Titi(k)

Katarina Retno Triwidayati
Chapter #13

Lingsir Wengi

Memandangi Nastiti yang demikian justru membuatku menyadari sesuatu. Perempuan itu justru merasa sangat kehilangan. Perasaan sedih yang teramat sangat itulah yang membuatnya justru tidak menangis.
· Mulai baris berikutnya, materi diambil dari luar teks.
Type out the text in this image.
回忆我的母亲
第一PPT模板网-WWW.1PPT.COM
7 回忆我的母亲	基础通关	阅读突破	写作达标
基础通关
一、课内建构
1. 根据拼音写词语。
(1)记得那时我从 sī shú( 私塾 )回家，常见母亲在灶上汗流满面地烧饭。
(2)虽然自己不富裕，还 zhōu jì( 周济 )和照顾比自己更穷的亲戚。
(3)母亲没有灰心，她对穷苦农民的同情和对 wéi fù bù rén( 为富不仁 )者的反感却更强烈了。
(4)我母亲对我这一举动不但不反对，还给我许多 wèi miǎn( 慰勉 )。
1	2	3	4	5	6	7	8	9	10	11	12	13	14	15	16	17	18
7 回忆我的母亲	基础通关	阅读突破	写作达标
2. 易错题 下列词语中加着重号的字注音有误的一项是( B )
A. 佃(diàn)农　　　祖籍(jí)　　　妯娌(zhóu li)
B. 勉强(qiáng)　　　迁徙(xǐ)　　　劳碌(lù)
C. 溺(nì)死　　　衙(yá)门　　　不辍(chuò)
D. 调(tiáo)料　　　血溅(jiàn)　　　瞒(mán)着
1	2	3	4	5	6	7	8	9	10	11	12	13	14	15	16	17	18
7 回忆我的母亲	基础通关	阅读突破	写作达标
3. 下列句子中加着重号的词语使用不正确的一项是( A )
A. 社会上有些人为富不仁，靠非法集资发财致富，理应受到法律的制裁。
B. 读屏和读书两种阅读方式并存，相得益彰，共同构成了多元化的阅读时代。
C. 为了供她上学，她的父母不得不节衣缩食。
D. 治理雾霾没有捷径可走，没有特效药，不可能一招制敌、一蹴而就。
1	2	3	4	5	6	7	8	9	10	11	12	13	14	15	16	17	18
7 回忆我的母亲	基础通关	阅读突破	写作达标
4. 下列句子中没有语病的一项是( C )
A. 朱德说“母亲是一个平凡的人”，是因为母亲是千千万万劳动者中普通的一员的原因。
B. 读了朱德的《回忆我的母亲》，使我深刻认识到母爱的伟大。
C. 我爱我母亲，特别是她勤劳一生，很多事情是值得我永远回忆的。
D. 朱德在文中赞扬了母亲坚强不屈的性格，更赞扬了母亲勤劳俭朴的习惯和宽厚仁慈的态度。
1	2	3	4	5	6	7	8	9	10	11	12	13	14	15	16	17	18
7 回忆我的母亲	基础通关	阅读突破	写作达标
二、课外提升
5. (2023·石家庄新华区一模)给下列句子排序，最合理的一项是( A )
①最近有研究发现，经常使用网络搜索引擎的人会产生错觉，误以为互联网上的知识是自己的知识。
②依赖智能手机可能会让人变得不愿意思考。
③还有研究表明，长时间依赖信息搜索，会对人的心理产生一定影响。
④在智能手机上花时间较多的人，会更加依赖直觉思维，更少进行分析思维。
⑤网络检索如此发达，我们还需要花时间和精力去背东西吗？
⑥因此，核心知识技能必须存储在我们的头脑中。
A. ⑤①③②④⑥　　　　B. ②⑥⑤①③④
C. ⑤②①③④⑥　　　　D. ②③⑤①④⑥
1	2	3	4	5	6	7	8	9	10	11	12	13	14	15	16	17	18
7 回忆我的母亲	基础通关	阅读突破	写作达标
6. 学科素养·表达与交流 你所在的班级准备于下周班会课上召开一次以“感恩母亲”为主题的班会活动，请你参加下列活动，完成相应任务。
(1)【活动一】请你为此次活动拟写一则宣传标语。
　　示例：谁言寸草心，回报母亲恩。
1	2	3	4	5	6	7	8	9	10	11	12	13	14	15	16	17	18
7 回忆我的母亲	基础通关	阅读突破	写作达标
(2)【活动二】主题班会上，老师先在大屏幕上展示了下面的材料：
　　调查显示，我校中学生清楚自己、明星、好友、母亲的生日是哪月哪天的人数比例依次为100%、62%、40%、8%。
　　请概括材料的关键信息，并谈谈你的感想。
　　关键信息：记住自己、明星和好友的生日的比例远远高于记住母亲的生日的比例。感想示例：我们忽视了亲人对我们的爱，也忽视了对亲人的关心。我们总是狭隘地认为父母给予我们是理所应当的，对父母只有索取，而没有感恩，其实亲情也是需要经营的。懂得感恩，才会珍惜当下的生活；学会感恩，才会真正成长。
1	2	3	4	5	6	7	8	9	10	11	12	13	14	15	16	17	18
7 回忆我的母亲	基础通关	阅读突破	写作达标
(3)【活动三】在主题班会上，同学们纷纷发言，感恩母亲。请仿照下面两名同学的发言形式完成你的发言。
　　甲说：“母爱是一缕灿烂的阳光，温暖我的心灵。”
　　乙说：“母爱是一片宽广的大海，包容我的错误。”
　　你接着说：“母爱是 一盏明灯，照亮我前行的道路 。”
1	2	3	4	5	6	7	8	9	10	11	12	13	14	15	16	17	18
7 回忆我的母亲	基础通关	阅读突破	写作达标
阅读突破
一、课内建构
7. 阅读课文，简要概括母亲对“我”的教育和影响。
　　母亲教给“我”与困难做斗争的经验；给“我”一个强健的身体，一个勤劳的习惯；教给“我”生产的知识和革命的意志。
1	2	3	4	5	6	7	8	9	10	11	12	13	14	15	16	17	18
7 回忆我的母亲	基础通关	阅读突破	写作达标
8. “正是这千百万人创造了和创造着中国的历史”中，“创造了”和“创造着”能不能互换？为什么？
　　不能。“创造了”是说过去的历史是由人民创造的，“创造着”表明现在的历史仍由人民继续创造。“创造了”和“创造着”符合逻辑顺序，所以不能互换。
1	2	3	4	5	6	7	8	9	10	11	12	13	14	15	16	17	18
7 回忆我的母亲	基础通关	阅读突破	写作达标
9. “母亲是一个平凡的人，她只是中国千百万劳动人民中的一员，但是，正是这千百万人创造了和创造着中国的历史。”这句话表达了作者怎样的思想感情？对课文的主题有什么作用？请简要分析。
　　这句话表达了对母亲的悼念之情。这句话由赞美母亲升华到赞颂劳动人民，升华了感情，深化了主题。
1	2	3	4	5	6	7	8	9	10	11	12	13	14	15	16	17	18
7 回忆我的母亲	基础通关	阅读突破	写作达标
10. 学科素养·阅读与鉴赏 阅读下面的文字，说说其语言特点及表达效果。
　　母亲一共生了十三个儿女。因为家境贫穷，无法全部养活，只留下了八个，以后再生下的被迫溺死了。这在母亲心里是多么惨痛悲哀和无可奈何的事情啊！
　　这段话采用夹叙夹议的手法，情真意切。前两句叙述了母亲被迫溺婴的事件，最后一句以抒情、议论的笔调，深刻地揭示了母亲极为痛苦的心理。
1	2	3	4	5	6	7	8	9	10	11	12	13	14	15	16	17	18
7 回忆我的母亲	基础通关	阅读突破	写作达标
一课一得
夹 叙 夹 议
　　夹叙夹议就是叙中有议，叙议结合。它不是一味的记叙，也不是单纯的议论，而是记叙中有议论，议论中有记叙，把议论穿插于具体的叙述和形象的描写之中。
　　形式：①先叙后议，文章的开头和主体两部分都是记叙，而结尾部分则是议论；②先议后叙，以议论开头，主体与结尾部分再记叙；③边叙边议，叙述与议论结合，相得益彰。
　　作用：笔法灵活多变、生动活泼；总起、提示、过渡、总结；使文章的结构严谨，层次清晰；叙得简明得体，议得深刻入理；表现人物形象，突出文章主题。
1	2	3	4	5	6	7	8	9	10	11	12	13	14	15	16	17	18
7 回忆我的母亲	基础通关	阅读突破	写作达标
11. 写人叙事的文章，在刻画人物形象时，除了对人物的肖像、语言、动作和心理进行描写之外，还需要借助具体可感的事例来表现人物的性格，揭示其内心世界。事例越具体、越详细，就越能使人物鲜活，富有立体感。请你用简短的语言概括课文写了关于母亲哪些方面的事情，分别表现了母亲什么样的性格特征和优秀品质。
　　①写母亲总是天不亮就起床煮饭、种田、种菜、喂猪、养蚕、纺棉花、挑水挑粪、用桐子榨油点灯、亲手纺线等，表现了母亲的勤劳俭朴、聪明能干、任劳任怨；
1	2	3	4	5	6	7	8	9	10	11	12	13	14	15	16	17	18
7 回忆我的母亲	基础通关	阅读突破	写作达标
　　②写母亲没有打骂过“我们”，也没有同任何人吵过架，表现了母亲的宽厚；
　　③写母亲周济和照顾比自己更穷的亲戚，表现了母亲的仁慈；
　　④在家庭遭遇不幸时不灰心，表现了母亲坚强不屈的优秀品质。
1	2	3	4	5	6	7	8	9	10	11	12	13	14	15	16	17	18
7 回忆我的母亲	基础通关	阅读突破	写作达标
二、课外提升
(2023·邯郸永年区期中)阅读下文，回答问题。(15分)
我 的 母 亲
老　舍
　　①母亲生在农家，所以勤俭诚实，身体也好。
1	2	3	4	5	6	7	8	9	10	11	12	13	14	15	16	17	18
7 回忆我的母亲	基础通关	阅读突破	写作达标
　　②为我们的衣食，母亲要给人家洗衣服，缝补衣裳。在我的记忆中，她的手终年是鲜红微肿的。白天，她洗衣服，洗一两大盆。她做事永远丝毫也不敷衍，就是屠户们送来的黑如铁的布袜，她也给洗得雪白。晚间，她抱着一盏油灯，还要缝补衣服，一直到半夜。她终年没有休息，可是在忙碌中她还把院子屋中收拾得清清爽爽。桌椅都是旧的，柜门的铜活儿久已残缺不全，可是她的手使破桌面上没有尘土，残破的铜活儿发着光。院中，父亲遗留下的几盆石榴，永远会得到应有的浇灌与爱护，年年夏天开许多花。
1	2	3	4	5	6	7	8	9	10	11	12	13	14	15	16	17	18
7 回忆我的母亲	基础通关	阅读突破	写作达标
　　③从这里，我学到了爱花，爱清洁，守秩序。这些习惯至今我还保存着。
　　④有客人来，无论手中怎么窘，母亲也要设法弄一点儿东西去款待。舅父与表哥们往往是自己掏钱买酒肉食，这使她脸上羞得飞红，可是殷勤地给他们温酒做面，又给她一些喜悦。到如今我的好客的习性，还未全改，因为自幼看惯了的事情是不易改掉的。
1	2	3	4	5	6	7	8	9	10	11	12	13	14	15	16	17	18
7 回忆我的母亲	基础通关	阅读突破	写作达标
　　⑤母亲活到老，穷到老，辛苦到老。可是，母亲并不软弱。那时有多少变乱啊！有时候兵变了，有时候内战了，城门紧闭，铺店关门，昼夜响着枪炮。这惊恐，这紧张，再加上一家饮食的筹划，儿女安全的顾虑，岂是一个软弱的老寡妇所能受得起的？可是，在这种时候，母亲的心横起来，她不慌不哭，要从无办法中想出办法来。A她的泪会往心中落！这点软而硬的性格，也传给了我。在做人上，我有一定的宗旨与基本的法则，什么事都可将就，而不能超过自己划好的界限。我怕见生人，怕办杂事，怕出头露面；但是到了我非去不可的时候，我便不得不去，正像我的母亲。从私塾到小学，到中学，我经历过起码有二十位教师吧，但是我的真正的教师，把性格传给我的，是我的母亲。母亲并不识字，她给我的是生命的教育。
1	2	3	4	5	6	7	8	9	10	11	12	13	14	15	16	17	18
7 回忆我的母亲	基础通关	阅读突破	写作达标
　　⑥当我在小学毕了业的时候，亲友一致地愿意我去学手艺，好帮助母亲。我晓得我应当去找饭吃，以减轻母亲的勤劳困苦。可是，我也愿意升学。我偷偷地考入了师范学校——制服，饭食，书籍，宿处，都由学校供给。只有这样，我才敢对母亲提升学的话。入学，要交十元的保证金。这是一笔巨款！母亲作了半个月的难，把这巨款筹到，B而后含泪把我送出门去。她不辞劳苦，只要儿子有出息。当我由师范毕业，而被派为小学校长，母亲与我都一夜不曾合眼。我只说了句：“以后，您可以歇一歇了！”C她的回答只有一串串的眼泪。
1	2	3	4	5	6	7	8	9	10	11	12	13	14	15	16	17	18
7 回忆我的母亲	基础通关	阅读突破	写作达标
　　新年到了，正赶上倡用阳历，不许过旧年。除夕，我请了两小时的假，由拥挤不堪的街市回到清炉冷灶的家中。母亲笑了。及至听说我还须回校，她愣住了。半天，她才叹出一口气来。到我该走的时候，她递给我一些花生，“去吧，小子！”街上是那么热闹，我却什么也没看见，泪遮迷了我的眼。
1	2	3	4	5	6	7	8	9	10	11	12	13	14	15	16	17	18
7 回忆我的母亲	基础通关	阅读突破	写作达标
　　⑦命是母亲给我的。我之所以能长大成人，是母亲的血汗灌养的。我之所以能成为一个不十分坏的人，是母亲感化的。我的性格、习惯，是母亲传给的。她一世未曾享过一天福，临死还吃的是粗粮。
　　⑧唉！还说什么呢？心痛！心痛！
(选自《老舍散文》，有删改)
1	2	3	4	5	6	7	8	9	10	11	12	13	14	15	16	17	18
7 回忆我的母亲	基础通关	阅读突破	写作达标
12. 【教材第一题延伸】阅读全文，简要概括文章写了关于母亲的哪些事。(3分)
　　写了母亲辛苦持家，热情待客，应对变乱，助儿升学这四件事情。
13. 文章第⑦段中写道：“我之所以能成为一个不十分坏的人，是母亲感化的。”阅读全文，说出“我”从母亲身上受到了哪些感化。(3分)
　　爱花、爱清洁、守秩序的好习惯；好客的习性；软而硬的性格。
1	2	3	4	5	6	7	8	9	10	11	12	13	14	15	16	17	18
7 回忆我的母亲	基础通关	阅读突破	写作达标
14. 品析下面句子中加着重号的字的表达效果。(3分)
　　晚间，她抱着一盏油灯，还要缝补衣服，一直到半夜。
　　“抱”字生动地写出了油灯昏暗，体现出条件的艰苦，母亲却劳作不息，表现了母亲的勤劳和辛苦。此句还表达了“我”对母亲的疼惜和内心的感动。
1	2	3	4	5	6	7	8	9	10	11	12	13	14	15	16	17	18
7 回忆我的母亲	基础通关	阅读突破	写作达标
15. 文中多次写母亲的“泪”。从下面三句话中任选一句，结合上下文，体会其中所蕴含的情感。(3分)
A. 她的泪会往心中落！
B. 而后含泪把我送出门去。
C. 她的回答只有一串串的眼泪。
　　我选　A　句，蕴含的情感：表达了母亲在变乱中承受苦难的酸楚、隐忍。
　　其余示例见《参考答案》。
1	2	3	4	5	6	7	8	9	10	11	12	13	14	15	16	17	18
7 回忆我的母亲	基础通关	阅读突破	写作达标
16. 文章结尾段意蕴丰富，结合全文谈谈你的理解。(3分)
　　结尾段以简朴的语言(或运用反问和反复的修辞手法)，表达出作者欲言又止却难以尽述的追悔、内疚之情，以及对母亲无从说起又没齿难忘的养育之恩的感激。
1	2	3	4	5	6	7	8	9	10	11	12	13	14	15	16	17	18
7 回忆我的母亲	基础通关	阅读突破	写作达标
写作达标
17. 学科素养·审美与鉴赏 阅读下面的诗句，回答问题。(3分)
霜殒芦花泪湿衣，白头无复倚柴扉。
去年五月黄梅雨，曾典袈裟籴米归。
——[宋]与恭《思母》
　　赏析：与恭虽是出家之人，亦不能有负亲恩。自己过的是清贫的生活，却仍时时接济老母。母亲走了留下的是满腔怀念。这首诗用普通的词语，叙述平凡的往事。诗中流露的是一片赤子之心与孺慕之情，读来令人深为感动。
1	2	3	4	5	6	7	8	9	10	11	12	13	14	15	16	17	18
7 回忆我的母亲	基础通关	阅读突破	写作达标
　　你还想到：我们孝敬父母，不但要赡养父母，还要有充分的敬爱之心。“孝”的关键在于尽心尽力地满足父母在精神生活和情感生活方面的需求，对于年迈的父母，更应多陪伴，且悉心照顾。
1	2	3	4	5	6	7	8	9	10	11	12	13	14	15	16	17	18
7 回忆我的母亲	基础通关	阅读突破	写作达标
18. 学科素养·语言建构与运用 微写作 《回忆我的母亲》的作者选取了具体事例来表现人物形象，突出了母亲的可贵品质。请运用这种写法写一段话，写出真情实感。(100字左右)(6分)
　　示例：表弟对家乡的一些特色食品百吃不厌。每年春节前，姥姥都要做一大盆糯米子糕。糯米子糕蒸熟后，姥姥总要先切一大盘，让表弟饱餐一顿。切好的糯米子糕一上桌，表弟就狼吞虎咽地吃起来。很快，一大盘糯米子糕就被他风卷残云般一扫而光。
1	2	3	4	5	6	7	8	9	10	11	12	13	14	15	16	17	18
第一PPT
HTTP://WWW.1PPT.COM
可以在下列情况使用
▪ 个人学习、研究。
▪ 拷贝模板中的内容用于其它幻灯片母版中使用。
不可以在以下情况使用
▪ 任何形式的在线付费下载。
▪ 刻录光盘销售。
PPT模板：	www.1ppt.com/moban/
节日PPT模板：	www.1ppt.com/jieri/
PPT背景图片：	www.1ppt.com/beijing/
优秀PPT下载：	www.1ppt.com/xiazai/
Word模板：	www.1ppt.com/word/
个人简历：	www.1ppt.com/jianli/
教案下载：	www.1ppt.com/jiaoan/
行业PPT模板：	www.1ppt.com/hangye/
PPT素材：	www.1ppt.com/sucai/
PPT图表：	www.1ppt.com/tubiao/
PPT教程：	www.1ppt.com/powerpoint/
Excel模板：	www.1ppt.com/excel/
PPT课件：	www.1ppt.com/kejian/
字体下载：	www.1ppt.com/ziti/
Usai doa, dibantu beberapa tetangga, aku merapikan bangku plastik. Setelah menyimpannya di teras rumah Nastiti, aku segera kembali ke rumah. Sebelum pergi, kulihat ada beberapa tetangga yang masih merapikan beberapa barang. Tak lama lagi mereka pasti juga pulang ke rumahnya masing-masing.

Ibu tengah mengusapkan minyak ke tengkuknya. Dalam keremangan akibat lampu yang tak sungguh-sungguh menyinari, aku melihat ibu yang kuyu. Mungkin aslinya wajah ibu pucat.

Kuakui, peristiwa satu hari ini sungguh menguras emosi dan tenaga. Untuk perempuan yang sudah tak lagi muda, hal ini pastinya berat. Meski ibu juga tidak mengatakan apa-apa, ia mengusap minyak tanpa kata, bahkan tanpa minta bantuan padaku.

Kudekati ibu. "Sini minyaknya, Bu," kataku. Ibu memandangku sekilas lalu menyerahkan botol minyak yang isinya tinggal separuh itu. Kubantu membalur tubuh tuanya dengan minyak itu.

“Le, seandainya Titi mau ke luar negeri mbok ya dibiarkan saja gimana? Bukankah itu lebih baik daripada dia di sini dan dipukuli terus menerus sama Damar?” tanya ibu.

Aku terus mengusap tengkuk ibu. Ibu bersendawa beberapa kali. Aku kemudian mengusap kaki ibu dengan minyak yang sama. Kulihat dengan jelas kaki itu kurus dan berkeriput. Kuku kakinya hitam dan telapaknya pecah-pecah. Jari-jari kaki membuka lebar seolah memberi kesan bahwa kaki itu digunakan untuk mencengkeram tanah liat yang licin.

“Titi memang harus pergi dari sini, Bu. Tapi, jangan mengikuti jejak Lastri. Kalau dia mau ke luar negeri, dia harus cari lembaga penyalur yang benar. Aku nggak mau kejadian Lastri terjadi juga padanya. Cukuplah kita tidak bisa mendapat kabar tentang Lastri. Jangan pula Titi juga pergi tidak jelas seperti itu,” kataku sambil tetap mengusap kaki ibu.

Aku berusaha mengatakan itu tanpa menampilkan jejak emosi apa pun. Aku tidak suka ide itu. Jelas aku menentangnya dan tidak ingin membayangkan itu terjadi.

“Ibu tahu, Nang. Tapi rasanya kok ya daripada dia di sini gitu lho. Ibu khawatir kalau terus-terusan begini, dia bisa mati,” kata ibu. Tatapannya menunjukkan bahwa ibu merasa cemas akan nasib Nastiti. Kecemasan khas seorang ibu.